In the results of the investigation, we see that the best results are shown by a combination of all features — not surprising — however, using just PoS information gets us pretty close to the combination of features. This might be due to the fact that internally NN is able to “guess” the approximate results of dependency parsing just by having PoS information.

Results: usage of linguistic features relative to baseline

In the SQuAD competition, the difference between the best performing systems is usually some fractions of a percent, therefore an improvement of 2–3% might be seen very significant. The drawback of such an improvement is the loss of multilingualism — for each new language one not only has to find a training dataset but also find the linguistic tool that can provide the needed information.

The paper is well-written and very easy to follow, thanks to the clear structure. This paper won the best paper award!

The paper is prepared in frames of the Prêt-à-LLOD project where both Semalytix and SWC are use case partners. The project aims at preparing the linguistic tools and resources to be used in industry, to promote the usage of freely available linguistic (linked) open data.

Conclusions

The workshop produced a very nice impression. As workshop schedules are not as strict as large conference schedules, there was some time after each talk and the organizers have nicely moderated a discussion around the presented papers. The workshop papers are usually presenting ongoing research or some early discoveries, there was a chance to see promising new research directions and exchange opinions with the authors.

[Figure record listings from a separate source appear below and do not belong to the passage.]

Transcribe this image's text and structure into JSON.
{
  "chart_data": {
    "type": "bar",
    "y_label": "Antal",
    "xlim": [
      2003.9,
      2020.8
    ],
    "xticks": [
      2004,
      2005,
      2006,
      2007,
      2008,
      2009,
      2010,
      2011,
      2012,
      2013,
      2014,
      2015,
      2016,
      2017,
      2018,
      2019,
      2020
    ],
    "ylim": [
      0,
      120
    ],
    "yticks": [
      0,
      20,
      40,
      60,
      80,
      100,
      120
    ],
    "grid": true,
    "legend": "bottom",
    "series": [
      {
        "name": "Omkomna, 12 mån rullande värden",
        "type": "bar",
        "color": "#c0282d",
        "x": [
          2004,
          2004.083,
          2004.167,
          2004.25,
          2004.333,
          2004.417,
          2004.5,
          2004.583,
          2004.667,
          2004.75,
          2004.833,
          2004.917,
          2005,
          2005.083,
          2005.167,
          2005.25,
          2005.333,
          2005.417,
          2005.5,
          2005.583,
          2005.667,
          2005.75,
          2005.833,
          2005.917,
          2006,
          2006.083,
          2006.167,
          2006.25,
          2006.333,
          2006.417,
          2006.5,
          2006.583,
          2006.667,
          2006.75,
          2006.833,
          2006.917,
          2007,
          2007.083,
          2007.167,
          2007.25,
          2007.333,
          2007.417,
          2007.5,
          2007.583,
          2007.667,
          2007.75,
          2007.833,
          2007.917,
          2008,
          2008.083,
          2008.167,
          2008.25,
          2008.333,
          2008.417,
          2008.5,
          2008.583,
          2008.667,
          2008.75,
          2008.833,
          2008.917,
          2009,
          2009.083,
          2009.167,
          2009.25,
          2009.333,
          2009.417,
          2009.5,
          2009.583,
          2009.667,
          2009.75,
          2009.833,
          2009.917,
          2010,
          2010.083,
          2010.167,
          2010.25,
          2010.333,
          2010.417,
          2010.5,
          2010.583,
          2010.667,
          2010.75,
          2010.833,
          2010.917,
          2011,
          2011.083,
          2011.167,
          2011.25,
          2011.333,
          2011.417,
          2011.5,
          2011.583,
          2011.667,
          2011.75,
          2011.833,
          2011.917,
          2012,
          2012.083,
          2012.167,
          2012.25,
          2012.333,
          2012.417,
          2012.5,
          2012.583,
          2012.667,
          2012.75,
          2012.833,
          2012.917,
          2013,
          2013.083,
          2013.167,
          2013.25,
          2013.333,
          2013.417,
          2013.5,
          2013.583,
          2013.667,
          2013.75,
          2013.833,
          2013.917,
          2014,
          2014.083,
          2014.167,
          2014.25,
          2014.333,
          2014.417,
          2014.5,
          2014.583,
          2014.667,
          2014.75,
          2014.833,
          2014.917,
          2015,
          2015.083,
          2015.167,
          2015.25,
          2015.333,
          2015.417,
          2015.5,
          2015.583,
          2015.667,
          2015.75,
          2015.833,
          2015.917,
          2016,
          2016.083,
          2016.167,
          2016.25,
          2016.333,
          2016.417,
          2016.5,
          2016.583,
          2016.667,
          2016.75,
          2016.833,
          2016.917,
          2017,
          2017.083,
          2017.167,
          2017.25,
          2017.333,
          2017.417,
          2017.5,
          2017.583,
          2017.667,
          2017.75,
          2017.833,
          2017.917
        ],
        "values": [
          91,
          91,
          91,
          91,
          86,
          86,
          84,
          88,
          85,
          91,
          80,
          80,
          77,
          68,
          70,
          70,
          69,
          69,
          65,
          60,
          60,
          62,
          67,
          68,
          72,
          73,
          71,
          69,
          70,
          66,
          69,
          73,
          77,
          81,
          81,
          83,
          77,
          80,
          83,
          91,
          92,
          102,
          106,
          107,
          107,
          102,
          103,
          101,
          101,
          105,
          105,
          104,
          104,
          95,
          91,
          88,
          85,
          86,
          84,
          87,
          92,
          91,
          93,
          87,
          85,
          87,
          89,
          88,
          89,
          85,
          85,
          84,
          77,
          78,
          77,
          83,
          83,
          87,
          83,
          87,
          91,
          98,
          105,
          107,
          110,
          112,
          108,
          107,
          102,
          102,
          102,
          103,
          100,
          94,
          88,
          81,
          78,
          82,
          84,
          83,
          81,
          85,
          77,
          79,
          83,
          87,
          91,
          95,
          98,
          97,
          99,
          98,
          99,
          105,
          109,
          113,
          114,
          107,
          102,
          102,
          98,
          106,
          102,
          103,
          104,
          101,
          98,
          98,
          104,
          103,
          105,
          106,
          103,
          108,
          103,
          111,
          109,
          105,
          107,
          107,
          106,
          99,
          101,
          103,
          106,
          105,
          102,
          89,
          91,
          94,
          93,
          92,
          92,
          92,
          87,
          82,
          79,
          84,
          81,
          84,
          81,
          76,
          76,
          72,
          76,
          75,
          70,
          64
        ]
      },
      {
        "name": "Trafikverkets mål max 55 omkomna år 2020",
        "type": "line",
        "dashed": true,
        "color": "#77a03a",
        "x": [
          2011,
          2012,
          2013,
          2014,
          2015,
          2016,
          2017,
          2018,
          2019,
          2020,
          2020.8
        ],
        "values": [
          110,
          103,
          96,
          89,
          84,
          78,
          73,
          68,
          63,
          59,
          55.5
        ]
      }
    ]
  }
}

1. In all 4 papers that we review in this blog post, we see the direction of using DL for the benefit of KG. Indeed, link prediction with hyperbolic embeddings → expand KG, recognition of new entities and relation extraction →expand KG, better QA → better fact extraction →expand KG. We might only say that in the Word in Context challenge another direction is explored: WordNet (also a KG) actually helps to solve the task and WordNet is used intensively in the approach that showed better results in the challenge. We are not sure if this fact — exploration of mostly one direction — is a coincidence or a general tendency. Anyway, this is a nice motivation for the researchers to more intensively explore another direction as well — use KGs to improve the DL systems.
2. The usage of deep learning technologies to get a better understanding of the semantics of data has different applications. Many are connected to natural language understanding — including the works on Part-of-speech Tagging for Chinese Social Media Texts with Foreign Words and Learning Household Task Knowledge from WikiHow Descriptions. However, NLU is not the only application domain, consider at least link prediction by Agibetov et al.
3. The presented works inspire for further experiments. At least the applications to (enterprise) KGs clearly promise additional functionalities and/or other potential improvements.